Rolls are mechanical devices to deliver a control signal to the
player mechanism. That signal needs to be delivered at the right
speed. This is the speed that matters, not the speed of the paper.
Some companies used perforators with a variety of punch sizes.
A critical aspect of rolls is the size of strengthening bridges.
To keep bridge size constant, changes in punch size require the
punch spacing to be adjusted: larger punches require greater spacing
than smaller punches. Therefore, rolls cut with larger punches
need a higher paper speed, even though cut from precisely the same
master file.
Ampico adopted relatively large punches, 0.078" diameter, some time
into production and therefore had to increase all their marked roll
tempos. Aeolian operated a variety of perforators and some rolls are
known to exist in three differing tempo markings. And some notably
long rolls were compressed in later years by cutting with reduced
step sizes.
Welte cut their original T100 rolls with larger punches than the later
T98, so the later rolls run at a slower (fixed) tempo. The key thing
is that every variant of these productions will play exactly the same!
Each, different, marked tempo is correct.

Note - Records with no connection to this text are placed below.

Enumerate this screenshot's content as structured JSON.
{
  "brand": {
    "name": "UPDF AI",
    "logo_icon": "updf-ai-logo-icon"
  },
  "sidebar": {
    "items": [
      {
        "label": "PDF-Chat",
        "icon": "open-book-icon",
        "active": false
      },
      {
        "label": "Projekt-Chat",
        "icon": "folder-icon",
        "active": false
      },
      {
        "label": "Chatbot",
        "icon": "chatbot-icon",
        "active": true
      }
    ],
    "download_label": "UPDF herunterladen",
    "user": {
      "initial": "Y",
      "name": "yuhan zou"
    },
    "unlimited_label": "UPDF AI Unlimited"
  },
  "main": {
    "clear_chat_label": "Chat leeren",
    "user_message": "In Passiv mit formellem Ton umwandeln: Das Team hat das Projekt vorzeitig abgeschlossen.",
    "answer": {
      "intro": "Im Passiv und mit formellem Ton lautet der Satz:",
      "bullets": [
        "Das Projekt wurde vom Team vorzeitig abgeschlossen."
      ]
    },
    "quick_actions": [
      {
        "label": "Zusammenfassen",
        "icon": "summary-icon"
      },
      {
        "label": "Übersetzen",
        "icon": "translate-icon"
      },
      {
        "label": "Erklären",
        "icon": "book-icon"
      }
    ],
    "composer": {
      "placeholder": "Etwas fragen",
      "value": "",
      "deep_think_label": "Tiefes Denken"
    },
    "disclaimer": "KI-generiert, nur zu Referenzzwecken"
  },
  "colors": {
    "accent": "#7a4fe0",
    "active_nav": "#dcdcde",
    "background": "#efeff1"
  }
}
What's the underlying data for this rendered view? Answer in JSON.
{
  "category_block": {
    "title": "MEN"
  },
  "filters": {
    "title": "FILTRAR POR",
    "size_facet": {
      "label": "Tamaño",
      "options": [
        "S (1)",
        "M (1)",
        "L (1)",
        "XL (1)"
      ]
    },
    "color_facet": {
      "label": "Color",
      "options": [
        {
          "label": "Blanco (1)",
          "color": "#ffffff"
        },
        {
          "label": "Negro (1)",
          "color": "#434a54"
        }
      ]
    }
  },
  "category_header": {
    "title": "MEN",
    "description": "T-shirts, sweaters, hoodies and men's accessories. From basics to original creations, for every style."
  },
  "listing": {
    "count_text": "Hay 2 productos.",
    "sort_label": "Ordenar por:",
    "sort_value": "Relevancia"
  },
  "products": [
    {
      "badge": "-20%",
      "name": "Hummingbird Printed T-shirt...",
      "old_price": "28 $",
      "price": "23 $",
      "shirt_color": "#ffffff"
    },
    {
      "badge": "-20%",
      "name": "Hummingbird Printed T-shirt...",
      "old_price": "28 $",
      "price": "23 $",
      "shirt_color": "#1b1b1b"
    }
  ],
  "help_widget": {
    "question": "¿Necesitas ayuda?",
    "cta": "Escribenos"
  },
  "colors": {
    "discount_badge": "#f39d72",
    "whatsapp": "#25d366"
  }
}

I'm sure that occasional errors in marking happened in original
production but it seems rare. Indeed, this critical aspect of the
roll was carefully quality-controlled, which is demonstrated by rolls
with differing punch sizes marked with the tempo appropriate to that
perforator. I very much doubt that roll tempo was arbitrarily changed
just for fun or marketing purposes. These companies were staffed by
serious musicians.
Recutting introduces uncertainty in almost every aspect of the roll,
and of course masks the original production step rate.